XXIV Domenica T. O. - Anno C

  Es 32,7-11.13-14; Sal 50 (51); 1Tm 1,12-17; Lc 15,1-32

Colletta: O Dio, che per la preghiera del tuo servo Mosé non abbandonasti il popolo ostinato nel rifiuto del tuo amore, concedi alla tua Chiesa per i meriti del tuo Figlio, che intercede sempre per noi, di far festa insieme agli angeli anche per un solo peccatore che si converte. Egli è Dio, e vive e regna con te...

 Prima Lettura - È la cronaca del desolante peccato di apostasia da parte del popolo d’Israele, stanco di attendere il ritorno di Mosè. Forse fu il tentativo di una fazione rivale del gruppo di Mosè di rimpiazzare con la figura di un vitello l’arca della alleanza segno della presenza di Dio in mezzo al suo popolo. Il toro Apis nell’antico Egitto era la divinità della generazione e della forza fecondatrice. Forgiandosi un dio di metallo fuso il popolo veniva ad infrangere la Legge di Dio che ne vietava la fattura (Cf. Es 34,17). Nel brano Mosè è presentato come il grande intercessore, un ruolo che prefigura quello del Cristo, unico Mediatore tra Dio e gli uomini (Cf. 1Tm 2,5).

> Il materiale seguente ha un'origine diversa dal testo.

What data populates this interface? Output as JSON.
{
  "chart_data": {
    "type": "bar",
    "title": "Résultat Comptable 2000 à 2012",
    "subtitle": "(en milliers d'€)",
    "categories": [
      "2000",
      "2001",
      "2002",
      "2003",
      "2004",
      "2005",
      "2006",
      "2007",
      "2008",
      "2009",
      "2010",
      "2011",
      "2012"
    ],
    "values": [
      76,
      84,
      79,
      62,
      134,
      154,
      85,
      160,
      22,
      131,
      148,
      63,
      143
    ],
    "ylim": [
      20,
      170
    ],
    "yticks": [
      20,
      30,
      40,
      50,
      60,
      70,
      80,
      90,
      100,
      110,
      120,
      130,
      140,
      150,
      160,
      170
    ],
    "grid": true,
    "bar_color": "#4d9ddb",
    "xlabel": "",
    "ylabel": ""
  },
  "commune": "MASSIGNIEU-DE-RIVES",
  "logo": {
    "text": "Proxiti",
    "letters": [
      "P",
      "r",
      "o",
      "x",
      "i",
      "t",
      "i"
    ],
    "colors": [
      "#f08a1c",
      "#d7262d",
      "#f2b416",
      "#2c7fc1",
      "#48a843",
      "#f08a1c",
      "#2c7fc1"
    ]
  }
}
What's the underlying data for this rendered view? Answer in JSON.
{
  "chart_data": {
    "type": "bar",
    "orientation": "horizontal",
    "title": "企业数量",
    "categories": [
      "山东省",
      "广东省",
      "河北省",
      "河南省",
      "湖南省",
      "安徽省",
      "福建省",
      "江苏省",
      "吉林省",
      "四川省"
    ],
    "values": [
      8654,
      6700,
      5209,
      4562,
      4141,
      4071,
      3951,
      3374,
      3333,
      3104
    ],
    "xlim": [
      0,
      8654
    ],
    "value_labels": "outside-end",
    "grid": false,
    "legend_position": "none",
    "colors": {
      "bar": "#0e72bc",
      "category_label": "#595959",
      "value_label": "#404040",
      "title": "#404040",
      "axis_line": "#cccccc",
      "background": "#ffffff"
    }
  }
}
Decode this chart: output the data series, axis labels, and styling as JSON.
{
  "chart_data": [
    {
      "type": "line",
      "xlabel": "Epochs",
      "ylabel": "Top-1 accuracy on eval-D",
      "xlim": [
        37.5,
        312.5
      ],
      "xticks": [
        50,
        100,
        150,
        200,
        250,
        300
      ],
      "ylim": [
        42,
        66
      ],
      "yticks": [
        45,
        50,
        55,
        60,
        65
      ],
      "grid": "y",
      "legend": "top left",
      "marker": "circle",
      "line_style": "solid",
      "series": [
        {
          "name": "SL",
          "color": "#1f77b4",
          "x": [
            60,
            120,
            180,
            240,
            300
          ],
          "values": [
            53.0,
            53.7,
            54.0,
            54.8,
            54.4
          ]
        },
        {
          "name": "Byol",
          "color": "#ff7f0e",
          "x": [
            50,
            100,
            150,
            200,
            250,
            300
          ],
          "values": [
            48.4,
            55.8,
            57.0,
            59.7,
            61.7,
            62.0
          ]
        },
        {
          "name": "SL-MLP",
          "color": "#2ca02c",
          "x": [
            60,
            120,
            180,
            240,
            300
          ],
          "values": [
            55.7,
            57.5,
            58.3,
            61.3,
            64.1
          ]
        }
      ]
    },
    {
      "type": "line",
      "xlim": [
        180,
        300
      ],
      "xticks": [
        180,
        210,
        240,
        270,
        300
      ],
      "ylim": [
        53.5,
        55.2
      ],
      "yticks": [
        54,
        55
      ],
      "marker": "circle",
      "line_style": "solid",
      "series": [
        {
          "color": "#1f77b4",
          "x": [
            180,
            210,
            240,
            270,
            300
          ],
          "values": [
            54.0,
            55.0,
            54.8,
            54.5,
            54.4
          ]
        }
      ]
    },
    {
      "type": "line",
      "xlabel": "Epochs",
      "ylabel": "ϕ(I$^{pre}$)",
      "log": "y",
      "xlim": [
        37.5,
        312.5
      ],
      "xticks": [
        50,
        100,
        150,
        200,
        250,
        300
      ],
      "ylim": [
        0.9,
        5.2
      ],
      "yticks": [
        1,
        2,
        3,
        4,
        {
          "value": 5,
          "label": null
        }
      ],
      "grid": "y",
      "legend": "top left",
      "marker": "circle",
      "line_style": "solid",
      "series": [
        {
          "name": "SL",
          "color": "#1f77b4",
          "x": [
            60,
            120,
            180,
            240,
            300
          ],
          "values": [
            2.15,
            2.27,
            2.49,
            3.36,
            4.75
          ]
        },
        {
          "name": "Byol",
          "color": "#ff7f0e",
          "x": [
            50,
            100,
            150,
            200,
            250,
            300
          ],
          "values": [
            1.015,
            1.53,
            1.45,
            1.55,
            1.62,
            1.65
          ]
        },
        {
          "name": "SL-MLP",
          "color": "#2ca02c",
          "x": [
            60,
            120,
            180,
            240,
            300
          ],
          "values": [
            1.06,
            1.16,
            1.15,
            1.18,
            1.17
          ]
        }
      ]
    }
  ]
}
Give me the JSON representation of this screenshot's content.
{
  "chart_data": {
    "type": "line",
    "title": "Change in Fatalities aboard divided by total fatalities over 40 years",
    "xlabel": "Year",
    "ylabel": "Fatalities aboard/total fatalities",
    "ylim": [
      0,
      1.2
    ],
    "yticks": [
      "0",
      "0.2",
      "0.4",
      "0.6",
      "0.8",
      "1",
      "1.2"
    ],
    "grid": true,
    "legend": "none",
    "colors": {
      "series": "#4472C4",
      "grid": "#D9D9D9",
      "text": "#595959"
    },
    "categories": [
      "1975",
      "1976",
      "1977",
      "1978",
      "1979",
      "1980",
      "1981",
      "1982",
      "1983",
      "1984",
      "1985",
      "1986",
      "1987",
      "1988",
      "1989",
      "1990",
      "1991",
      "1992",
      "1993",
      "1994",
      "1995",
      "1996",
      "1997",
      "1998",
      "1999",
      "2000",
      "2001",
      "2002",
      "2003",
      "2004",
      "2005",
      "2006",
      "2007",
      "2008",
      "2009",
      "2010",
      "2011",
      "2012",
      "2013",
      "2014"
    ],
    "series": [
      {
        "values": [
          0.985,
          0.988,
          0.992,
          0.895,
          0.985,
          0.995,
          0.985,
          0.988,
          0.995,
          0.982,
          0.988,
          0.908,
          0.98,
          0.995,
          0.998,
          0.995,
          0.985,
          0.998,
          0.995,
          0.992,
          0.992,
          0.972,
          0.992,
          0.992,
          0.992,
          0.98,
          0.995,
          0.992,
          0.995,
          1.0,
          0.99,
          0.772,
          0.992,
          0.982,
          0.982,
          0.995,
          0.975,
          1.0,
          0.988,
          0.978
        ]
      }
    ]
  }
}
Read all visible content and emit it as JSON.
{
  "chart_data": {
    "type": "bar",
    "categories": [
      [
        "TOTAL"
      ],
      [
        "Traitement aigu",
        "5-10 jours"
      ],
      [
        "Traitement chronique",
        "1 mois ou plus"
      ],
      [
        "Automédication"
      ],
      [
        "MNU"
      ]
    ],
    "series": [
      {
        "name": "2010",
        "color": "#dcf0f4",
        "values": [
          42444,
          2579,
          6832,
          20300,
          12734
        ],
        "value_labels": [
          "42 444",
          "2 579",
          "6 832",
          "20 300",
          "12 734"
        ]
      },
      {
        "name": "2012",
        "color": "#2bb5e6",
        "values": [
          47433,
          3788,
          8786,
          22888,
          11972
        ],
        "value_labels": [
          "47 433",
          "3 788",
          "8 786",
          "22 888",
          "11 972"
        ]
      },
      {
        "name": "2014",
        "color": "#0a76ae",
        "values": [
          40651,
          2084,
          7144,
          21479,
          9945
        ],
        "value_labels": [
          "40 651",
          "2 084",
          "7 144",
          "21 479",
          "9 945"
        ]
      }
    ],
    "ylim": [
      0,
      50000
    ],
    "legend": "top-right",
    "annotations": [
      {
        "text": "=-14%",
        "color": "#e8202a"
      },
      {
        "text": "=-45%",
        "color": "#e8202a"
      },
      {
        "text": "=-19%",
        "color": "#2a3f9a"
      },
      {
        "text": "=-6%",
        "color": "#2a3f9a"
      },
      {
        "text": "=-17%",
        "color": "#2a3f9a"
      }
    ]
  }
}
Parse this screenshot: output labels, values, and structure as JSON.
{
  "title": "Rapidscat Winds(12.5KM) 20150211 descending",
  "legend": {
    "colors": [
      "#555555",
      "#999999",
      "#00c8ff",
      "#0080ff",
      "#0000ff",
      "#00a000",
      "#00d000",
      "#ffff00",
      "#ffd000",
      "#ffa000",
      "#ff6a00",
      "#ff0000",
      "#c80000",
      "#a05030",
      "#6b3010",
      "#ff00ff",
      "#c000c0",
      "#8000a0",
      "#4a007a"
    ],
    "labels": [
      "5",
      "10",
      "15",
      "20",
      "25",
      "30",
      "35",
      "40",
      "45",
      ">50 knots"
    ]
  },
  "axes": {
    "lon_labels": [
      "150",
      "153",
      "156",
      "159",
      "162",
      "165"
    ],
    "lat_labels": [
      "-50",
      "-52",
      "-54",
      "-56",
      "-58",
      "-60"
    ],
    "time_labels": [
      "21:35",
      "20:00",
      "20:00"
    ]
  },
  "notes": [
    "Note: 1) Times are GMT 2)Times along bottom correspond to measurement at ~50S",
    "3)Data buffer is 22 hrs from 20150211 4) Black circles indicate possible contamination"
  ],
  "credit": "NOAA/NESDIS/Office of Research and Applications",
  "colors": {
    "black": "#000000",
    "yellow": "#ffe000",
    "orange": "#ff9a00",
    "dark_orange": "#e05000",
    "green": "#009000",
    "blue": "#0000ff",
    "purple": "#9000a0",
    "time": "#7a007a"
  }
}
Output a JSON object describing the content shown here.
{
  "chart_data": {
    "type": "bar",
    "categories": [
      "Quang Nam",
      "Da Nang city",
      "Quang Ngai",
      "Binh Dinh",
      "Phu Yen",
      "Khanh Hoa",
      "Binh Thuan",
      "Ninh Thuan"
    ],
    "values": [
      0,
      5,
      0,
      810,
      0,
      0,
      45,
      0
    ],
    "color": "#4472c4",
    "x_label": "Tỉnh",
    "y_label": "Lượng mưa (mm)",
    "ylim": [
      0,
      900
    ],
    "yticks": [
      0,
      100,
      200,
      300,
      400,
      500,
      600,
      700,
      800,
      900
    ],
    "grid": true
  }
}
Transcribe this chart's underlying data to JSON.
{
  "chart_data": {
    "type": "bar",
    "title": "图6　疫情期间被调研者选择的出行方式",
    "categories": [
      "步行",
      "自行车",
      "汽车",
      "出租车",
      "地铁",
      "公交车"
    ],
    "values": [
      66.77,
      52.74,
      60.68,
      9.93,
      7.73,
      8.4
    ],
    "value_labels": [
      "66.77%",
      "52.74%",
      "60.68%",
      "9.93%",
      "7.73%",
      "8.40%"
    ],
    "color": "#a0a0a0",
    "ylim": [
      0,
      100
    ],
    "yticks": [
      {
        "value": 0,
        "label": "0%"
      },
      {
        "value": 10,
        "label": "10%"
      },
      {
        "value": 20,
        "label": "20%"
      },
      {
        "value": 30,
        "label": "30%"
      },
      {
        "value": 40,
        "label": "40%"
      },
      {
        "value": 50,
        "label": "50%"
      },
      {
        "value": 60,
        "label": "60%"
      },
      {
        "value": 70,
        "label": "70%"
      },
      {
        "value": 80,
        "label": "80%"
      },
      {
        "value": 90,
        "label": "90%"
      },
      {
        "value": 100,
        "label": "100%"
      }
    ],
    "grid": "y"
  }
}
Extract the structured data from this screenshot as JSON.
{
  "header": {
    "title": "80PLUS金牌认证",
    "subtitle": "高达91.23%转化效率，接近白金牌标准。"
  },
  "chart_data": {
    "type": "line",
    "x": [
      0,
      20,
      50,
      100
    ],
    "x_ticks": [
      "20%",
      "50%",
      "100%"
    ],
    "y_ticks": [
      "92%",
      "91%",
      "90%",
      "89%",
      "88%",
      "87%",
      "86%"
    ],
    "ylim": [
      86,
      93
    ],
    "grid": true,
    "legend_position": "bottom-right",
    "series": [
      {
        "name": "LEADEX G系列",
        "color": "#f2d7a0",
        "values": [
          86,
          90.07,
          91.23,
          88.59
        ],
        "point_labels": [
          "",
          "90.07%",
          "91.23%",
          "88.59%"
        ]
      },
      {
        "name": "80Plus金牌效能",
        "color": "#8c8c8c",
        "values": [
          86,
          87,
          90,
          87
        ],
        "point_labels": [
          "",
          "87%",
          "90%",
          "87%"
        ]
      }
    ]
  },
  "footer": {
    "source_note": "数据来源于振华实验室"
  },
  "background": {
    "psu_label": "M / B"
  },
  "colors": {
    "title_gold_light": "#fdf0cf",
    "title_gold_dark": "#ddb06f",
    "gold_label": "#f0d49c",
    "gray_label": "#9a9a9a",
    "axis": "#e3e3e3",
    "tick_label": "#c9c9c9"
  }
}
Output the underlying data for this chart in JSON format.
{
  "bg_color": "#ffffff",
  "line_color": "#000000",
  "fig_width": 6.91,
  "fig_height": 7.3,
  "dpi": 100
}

Salmo Responsoriale: «Riconoscere il proprio peccato, anzi – andando ancora più a fondo nella considerazione della propria personalità – riconoscersi peccatore, capace di peccato e portato al peccato, è il principio indispensabile del ritorno a Dio. È l’esperienza esemplare di Davide, che dopo “aver fatto male agli occhi del Signore”, rimproverato dal profeta Natan [cf. 2Sam 11-12], esclama: “Riconosco la mia colpa, il mio peccato mi sta sempre dinanzi. Contro di te, contro te solo ho peccato; quello che è male ai tuoi occhi io l’ho fatto” [Sal 51,5ss.]. Del resto, Gesù mette sulla bocca e nel cuore del figlio prodigo quelle significative parole: “Padre, ho peccato contro il cielo e contro di te” [Lc 15,18.21]. In realtà, riconciliarsi con Dio suppone e include il distaccarsi con lucidità e determinazione dal peccato, in cui si è caduti. Suppone e include, dunque, il fare penitenza nel senso più completo del termine: pentirsi, manifestare il pentimento, assumere l’atteggiamento concreto del pentito, che è quello di chi si mette sulla via del ritorno al Padre. Questa è una legge generale, che ciascuno deve seguire nella situazione particolare in cui si trova. Il discorso sul peccato e sulla conversione, infatti, non può essere svolto solo in termini astratti» (Reconcilatio et Paenitentia 13).

Seconda Lettura - L’apostolo Paolo è l’uomo afferrato dalla divina misericordia; la sua è una confessione imbarazzante tesa a non mitizzare nella comunità cristiana la persona dello stesso Apostolo: «Egli si presenta come il vecchio “bestemmiatore, persecutore e violento”. Solo per la “grazia” di Gesù poté avvenire quel sorprendente cambiamento. Paolo si presenta come peccatore redento dal gesto gratuito di Cristo. In una comunità ecclesiale, non si dovrebbero mai udire elogi a nessun responsabile umano, per quanto sia alta la sua “gerarchia”: solo “al re dei secoli incorruttibile, invisibile e unico Dio, onore e gloria nei secoli dei secoli”» (José Maria Gonzàles-Ruiz).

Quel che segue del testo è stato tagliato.